EU Cyber Resilience Act
The EU Cyber Resilience Act sets mandatory cybersecurity requirements for products with digital elements, covering secure design, vulnerability handling, and updates across the lifecycle. Serious breaches can incur fines up to 15 million euros or 2.5 percent of global turnover.
What the Cyber Resilience Act Is and Why It Exists
The EU Cyber Resilience Act (CRA) is a regulation that introduces mandatory cybersecurity requirements for "products with digital elements" sold in the European Union. It entered into force in December 2024, with the main obligations applying after a transition period. The CRA treats software and connected hardware like other regulated products: before they can carry the CE mark and be placed on the market, they must meet essential cybersecurity requirements and remain secure throughout their supported lifetime.
The law responds to a market where insecure devices and software were sold freely, with vulnerabilities patched late or never, leaving consumers and businesses exposed.
Who It Applies To
The CRA covers manufacturers, importers, and distributors of products with digital elements, including IoT devices, operating systems, applications, and many software libraries placed on the EU market. It distinguishes ordinary products from "important" and "critical" categories, which face stricter conformity assessment. Pure software-as-a-service is largely out of scope, though embedded and downloadable software is covered.
Key Requirements
- Secure by design and default: products must ship without known exploitable vulnerabilities and with secure default configurations.
- Vulnerability handling: manufacturers must identify, document, and remediate vulnerabilities and provide free security updates for a defined support period.
- Coordinated disclosure: actively exploited vulnerabilities and severe incidents must be reported to ENISA and relevant authorities, with early warnings within 24 hours.
- Documentation: a Software Bill of Materials, risk assessment, and technical file must be maintained.
- Conformity assessment and CE marking are required before market placement.
Penalties for Non-Compliance
The CRA carries significant fines. The most serious breaches of the essential requirements and vulnerability-handling obligations can reach up to 15 million euros or 2.5 percent of global annual turnover, whichever is higher. Lesser violations and supplying incorrect information to authorities carry lower but still substantial caps. Authorities can also order products withdrawn or recalled from the market.
How to Comply
- Inventory the digital products you place on the EU market and classify them by CRA category.
- Adopt a secure development lifecycle aligned with practices such as the NIST Secure Software Development Framework.
- Maintain a Software Bill of Materials and a vulnerability-handling process with defined update timelines.
- Establish coordinated vulnerability disclosure and incident-reporting paths to ENISA.
- Prepare technical documentation and complete the appropriate conformity assessment for CE marking.
Because obligations span the full support lifetime, compliance is an ongoing program, not a one-time certification.

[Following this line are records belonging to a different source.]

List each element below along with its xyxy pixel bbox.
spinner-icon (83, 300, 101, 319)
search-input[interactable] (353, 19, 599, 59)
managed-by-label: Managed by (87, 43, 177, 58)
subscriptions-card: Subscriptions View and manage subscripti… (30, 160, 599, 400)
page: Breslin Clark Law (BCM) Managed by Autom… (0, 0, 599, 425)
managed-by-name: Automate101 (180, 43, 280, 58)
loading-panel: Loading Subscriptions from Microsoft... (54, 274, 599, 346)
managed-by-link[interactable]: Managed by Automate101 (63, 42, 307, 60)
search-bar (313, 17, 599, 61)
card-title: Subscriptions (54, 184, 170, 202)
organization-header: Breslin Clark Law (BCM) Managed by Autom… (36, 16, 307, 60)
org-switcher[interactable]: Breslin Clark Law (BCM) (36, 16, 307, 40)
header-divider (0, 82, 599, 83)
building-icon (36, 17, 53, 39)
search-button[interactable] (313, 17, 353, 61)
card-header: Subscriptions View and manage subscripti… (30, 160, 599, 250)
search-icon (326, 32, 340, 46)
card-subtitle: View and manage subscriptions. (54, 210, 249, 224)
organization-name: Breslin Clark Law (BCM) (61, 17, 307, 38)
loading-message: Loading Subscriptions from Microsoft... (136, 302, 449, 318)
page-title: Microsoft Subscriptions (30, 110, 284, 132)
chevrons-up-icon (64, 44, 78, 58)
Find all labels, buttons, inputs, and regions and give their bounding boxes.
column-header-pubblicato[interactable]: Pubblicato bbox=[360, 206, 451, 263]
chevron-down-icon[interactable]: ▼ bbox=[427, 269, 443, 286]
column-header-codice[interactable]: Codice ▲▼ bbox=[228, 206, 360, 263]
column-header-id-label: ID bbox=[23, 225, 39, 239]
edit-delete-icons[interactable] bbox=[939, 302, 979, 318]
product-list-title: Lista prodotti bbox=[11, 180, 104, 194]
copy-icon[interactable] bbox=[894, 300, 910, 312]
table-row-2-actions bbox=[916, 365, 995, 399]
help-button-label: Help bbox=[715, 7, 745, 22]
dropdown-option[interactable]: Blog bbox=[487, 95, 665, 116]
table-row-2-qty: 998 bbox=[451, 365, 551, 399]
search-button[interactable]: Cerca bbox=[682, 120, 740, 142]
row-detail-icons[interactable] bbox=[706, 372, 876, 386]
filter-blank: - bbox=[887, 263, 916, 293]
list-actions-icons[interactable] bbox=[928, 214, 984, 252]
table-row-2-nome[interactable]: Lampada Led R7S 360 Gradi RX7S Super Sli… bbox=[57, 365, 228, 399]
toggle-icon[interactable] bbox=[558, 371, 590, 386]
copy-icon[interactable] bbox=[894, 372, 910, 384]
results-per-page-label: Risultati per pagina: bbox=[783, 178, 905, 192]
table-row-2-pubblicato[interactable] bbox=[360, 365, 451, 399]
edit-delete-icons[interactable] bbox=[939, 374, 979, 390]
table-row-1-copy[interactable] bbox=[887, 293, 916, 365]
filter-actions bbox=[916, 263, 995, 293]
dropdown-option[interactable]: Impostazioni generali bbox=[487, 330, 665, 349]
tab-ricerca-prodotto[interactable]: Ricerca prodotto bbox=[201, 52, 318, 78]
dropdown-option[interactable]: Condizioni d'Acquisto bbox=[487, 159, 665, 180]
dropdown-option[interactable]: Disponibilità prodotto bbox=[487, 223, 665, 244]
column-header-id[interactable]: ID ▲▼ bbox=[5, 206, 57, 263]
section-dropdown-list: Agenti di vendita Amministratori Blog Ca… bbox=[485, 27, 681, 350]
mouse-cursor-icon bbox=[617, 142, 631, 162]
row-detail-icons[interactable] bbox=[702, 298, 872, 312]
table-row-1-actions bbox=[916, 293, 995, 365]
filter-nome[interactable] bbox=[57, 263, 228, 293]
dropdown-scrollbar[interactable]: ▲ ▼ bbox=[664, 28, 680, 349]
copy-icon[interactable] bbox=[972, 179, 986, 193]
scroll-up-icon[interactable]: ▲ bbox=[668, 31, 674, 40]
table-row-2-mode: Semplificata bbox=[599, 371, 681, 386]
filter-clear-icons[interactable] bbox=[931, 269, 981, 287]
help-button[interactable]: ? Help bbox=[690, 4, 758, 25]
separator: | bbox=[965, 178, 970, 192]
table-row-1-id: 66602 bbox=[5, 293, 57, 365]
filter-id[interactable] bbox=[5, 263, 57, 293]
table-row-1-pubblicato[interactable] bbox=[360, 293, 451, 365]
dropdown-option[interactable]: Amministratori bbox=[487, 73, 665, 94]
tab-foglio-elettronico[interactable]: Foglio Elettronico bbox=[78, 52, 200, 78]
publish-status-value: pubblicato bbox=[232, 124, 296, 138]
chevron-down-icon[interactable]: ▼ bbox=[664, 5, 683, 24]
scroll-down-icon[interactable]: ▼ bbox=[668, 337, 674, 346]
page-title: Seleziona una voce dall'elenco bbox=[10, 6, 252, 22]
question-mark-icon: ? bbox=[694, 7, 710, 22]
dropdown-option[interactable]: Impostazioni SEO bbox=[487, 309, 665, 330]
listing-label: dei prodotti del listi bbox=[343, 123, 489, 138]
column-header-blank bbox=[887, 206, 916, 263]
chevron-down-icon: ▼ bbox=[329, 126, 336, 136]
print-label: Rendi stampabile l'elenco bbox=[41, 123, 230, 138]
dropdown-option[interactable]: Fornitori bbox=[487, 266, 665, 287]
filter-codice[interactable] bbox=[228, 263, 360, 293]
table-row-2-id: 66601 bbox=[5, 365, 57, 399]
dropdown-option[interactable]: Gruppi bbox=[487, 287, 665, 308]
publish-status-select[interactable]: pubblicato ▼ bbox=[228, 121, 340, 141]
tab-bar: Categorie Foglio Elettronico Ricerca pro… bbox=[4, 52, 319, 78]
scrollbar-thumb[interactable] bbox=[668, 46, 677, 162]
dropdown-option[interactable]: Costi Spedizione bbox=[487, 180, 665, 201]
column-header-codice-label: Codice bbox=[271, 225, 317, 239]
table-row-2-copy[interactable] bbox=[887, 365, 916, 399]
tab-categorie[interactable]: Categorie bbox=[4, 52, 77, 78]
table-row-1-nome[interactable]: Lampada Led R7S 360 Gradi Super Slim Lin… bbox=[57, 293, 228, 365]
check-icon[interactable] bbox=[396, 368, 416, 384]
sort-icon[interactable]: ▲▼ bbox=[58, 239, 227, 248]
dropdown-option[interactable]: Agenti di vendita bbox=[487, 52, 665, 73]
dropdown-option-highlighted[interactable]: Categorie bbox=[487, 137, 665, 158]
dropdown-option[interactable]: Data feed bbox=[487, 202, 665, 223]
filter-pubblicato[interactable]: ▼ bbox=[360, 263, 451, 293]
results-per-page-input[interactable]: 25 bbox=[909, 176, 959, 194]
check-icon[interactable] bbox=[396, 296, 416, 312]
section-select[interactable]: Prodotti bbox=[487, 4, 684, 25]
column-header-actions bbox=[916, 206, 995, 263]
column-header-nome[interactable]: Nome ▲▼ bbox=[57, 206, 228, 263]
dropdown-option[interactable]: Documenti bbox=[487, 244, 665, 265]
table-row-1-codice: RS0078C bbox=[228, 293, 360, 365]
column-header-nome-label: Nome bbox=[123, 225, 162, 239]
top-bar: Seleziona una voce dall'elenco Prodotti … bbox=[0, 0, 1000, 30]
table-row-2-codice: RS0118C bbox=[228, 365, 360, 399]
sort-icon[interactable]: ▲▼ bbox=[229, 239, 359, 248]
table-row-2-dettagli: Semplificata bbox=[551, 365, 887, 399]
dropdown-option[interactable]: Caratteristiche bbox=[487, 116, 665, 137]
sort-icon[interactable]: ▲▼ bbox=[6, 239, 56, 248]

Open Source and the Software Supply Chain
The CRA includes carefully limited treatment of open-source software, distinguishing non-commercial development from commercial supply. Manufacturers that incorporate open-source components into commercial products remain responsible for the security of what they ship, which makes a Software Bill of Materials and dependency monitoring essential. The regulation effectively pushes vendors toward continuous tracking of upstream vulnerabilities and disciplined update pipelines. For engineering organizations, the most durable response is to integrate supply-chain practices, such as dependency scanning, signed artifacts, and reproducible builds, into the development lifecycle, so that vulnerability handling and timely updates are routine rather than reactive emergencies near a reporting deadline.